A light, elegant soup combining tender cheese tortellini in savory chicken broth, topped with shatteringly crisp Parmesan crisps for textural contrast. Fresh parsley adds brightness. Ideal for weeknight dinners or as a sophisticated starter course. This version simple ingredients through technique—baking cheese until golden transforms humble Parmesan into a showstopping garnish that makes the dish memorable.
Ingredients
- ½ cup parmesan cheese, grated
- 8 cup low sodium chicken broth
- fresh ground black pepper
- 18 ounce fresh cheese tortellini
- 2 tablespoon fresh Italian parsley, chopped
Instructions
- 1
Preheat oven to 400 degrees F.
- 2
Spoon heaping tablespoon of Parmesan onto silicone or parchment-lined baking sheet and lightly pat down.
- 3
Repeat with remaining cheese, spacing spoonfuls about 1/2 inch apart, making at least 8-10 heaps.
- 4
Bake for 3 to 5 minutes until golden and crisp.
- 5
Set crisps aside to cool.
- 6
Pour broth into heavy large saucepan and cover.
- 7
Bring to boil over high heat.
- 8
Season broth with pepper to taste.
- 9
Add tortellini.
- 10
Simmer over medium heat until al dente, about 7 minutes.
- 11
Ladle broth and tortellini into soup bowls.
- 12
Garnish with parsley and top with Parmesan crisps just before serving.
Tips
Use silicone baking sheet over parchment for crispier results; monitor closely at 4-5 minute mark as Parmesan can burn quickly.
Add tortellini to boiling broth only after seasoning; this prevents dilution and ensures even flavor distribution.
Assemble bowls and top with crisps immediately before serving to maintain their crispness.
Good to Know
Store cooled Parmesan crisps in airtight container at room temperature up to 3 days. Broth keeps refrigerated 3-4 days; reheat gently before adding tortellini.
Prepare Parmesan crisps up to 2 days ahead. Make broth and cook tortellini separately, store in airtight containers. Assemble bowls just before serving.
Serve immediately in warmed bowls while crisps are still crisp and broth is hot. Ideal for 4 servings as starter or 2-3 as light main course.
Common Mistakes
Overcrowd baking sheet with cheese heaps to avoid unevenly baked, torn crisps.
Don't skip cooling time on crisps; they harden as they cool.
Avoid topping bowls with crisps more than 1 minute before serving to prevent sogginess.
Substitutions
Dairy-Free Swaps
General Alternatives
FAQ
Can I make the Parmesan crisps ahead?
Yes. Bake and cool completely, then store in airtight container at room temperature up to 3 days.
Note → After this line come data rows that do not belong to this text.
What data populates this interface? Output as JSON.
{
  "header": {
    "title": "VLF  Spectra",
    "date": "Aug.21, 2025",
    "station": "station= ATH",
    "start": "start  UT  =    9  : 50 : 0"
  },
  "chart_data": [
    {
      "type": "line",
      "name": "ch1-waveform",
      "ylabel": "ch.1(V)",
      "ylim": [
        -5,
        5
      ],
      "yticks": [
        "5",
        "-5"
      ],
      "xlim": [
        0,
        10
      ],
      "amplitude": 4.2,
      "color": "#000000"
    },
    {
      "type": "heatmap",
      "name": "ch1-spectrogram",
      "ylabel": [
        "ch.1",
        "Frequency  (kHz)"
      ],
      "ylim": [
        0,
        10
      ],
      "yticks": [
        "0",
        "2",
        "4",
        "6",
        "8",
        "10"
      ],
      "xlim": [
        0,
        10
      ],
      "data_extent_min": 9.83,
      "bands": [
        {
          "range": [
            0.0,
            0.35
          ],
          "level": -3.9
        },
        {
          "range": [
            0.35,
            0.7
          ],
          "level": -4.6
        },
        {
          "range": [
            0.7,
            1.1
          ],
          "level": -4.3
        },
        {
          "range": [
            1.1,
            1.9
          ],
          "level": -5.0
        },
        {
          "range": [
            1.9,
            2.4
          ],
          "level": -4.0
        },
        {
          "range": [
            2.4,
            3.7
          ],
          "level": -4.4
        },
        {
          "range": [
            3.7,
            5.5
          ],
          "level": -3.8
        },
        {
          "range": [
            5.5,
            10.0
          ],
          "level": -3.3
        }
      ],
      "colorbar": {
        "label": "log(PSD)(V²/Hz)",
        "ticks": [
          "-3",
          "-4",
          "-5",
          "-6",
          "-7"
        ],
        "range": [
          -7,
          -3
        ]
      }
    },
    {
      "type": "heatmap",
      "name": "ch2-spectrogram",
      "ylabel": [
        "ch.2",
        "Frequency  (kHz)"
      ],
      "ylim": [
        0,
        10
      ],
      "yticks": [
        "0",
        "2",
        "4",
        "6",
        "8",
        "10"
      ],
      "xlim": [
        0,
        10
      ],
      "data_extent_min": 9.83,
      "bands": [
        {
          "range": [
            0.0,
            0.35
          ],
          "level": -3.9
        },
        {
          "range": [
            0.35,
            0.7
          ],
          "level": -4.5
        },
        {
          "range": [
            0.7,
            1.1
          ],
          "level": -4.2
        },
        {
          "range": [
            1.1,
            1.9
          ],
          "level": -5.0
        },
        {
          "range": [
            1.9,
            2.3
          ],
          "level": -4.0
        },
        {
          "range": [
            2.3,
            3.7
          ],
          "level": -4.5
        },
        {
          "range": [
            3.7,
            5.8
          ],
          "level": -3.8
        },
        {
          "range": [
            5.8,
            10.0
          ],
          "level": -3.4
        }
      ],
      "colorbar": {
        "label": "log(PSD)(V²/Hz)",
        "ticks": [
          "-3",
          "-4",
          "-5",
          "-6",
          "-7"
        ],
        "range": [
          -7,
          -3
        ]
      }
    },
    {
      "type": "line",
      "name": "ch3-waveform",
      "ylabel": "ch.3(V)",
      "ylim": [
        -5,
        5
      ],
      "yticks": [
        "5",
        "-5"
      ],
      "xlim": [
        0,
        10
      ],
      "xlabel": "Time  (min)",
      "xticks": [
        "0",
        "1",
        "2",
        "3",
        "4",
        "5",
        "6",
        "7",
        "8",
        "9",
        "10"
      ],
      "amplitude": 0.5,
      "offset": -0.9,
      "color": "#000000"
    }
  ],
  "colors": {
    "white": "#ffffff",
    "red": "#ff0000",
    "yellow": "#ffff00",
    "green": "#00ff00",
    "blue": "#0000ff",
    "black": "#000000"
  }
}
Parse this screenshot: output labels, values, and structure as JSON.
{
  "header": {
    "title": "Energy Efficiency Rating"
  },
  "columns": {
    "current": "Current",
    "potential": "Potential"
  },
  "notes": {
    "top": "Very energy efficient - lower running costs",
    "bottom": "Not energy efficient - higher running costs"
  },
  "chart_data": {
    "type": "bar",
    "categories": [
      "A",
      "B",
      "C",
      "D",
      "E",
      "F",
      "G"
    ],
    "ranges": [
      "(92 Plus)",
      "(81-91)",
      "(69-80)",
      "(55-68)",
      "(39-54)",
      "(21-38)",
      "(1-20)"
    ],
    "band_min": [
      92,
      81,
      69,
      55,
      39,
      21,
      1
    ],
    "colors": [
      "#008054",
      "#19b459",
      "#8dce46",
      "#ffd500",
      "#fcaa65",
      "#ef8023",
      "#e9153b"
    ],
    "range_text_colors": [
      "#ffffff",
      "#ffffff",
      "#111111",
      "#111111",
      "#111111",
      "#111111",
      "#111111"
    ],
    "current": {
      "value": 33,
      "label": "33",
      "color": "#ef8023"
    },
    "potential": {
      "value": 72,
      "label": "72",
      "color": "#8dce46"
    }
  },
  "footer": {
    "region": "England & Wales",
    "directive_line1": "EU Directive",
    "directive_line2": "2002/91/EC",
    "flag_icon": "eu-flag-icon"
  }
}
Do not refrigerate as moisture will soften them. Add to bowls right before serving.
What if my Parmesan crisps don't crisp or break apart?
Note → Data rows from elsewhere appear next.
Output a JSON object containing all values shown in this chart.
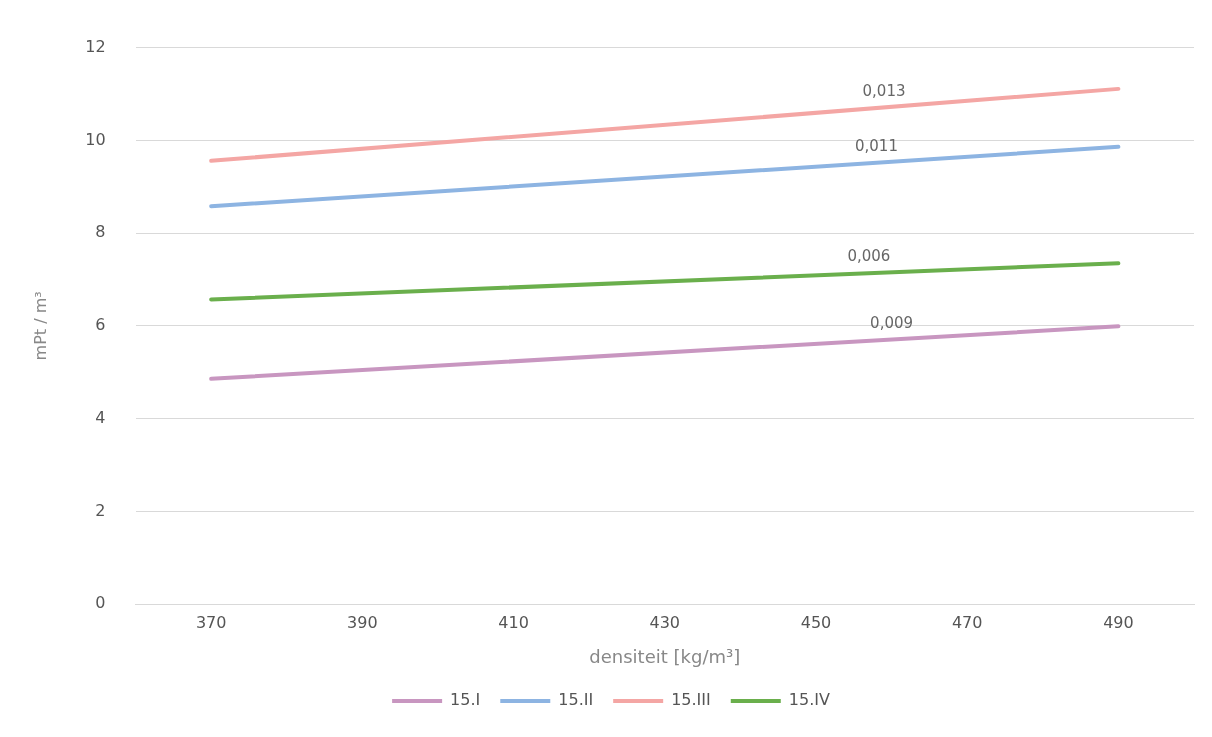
{
  "chart_data": {
    "type": "line",
    "xlabel": "densiteit [kg/m³]",
    "ylabel": "mPt / m³",
    "xlim": [
      360,
      500
    ],
    "xticks": [
      370,
      390,
      410,
      430,
      450,
      470,
      490
    ],
    "ylim": [
      0,
      12
    ],
    "yticks": [
      0,
      2,
      4,
      6,
      8,
      10,
      12
    ],
    "x": [
      370,
      490
    ],
    "grid": "y",
    "legend": "bottom",
    "marker": "none",
    "line_style": "solid",
    "series": [
      {
        "name": "15.I",
        "color": "#c896c0",
        "values": [
          4.86,
          5.99
        ]
      },
      {
        "name": "15.II",
        "color": "#8db4e2",
        "values": [
          8.58,
          9.86
        ]
      },
      {
        "name": "15.III",
        "color": "#f4a6a4",
        "values": [
          9.56,
          11.11
        ]
      },
      {
        "name": "15.IV",
        "color": "#6aaf4c",
        "values": [
          6.57,
          7.35
        ]
      }
    ],
    "annotations": [
      {
        "text": "0,013",
        "x": 459,
        "y": 10.71
      },
      {
        "text": "0,011",
        "x": 458,
        "y": 9.52
      },
      {
        "text": "0,006",
        "x": 457,
        "y": 7.14
      },
      {
        "text": "0,009",
        "x": 460,
        "y": 5.7
      }
    ]
  }
}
Ensure cheese is finely grated and pats down firmly. Pat down gently, don't press hard. Oven temperature matters; use an oven thermometer to verify 400 degrees F. Silicone mats work better than parchment.
Can I freeze this soup?
Freeze broth and cooked tortellini separately in freezer containers up to 3 months. Do not freeze Parmesan crisps. Thaw broth in refrigerator and reheat gently; cook fresh tortellini to serve.